PWC-Net: CNNs for Optical Flow Using Pyramid, Warping, and Cost Volume, CVPR 2018 (Oral)
Other
1.63k stars 357 forks source link

Not Using the First Feature (c11 and c21) for the flow estimation; Upsampling not present in the shallowest flow estimation #137

Open Avishka-Perera opened 7 months ago

Avishka-Perera commented 7 months ago

Dear @deqings, @mingyuliutw, @jrenzhile, @KinglittleQ,

This issue is based on the file PyTorch/models/PWCNet.py which was initially committed by @mingyuliutw . We have two problems.

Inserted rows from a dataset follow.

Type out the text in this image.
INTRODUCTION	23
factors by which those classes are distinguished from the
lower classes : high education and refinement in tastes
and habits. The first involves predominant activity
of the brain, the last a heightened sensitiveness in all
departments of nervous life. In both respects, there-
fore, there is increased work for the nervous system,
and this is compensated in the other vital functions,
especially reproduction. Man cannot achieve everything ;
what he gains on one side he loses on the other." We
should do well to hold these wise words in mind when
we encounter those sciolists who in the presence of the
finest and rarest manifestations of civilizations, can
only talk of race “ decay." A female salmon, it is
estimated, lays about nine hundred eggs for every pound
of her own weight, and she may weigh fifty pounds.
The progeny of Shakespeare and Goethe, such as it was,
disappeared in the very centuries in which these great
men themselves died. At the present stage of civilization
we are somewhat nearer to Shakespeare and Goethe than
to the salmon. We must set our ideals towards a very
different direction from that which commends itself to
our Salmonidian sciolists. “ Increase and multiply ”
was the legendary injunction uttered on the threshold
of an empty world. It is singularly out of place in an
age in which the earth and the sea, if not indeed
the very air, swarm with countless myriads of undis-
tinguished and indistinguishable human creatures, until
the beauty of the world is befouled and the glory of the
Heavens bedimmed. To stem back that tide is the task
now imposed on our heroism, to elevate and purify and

  1. c11 and c21 are not used for flow estimation
  2. Upsample operation is not done in the pyramid level 1

1. c11 and c21 are not used for flow estimation

We noted that in the PyTorch implementation, the first level of features are not used for the flow estimation. Specifically, in the line 182 and 183, the features corresponding to the first layer (c11 and c21) and retrieved through convolution operations. But these are only used as input to the next convolution stack, but not for the flow estimation.

In contrast, all the other features ( c12, c22, c13, c23, ...) are used in successive flow estimations to warp and find the corresponding correlation volume.

As a result, the shape of the predicted flow will be reduced by a factor of 2 than expected. ----(A)

We suspect that this can be handled by adding another flow estimation block starting by line 264 that utilizes c11 and c21

2. Upsampling operation is not done in the pyramid level 1

The transpose convolution is performed to upsample the predicted flow and decoder features by a factor of 2 at all the pyramid levels (lines 206, 207; lines 220, 221; lines 234, 235; lines 250, 251) except for the last layer.

As a result, the shape of the predicted flow will be reduced by a factor of 2 than expected. ----(B)

We suspect that this can be handled by adding another transpose convolution starting by line 264, and then send the result through the context network.

As a combined result of (A) and (B), the final flow will be 4 times smaller than the input. We would like to know, if this is a mistake in the code or are we supposed to simply interpolate and scale the flow by a factor of 4 to compare against the ground truth.

Any help is greatly appreciated 😃

Thank you, Kind regards.

Avishka-Perera commented 7 months ago

Small update,

I figured out the reason for question 2. So I'll withdraw that.

Instead, won't refining the flow also in the image level give better results? Is there a specific reason why this haven't been implemented in PWCNet? I'm about to test this out. Before that, I was thinking if you would have any thoughts regarding it.

Kind regards, Avishka Perera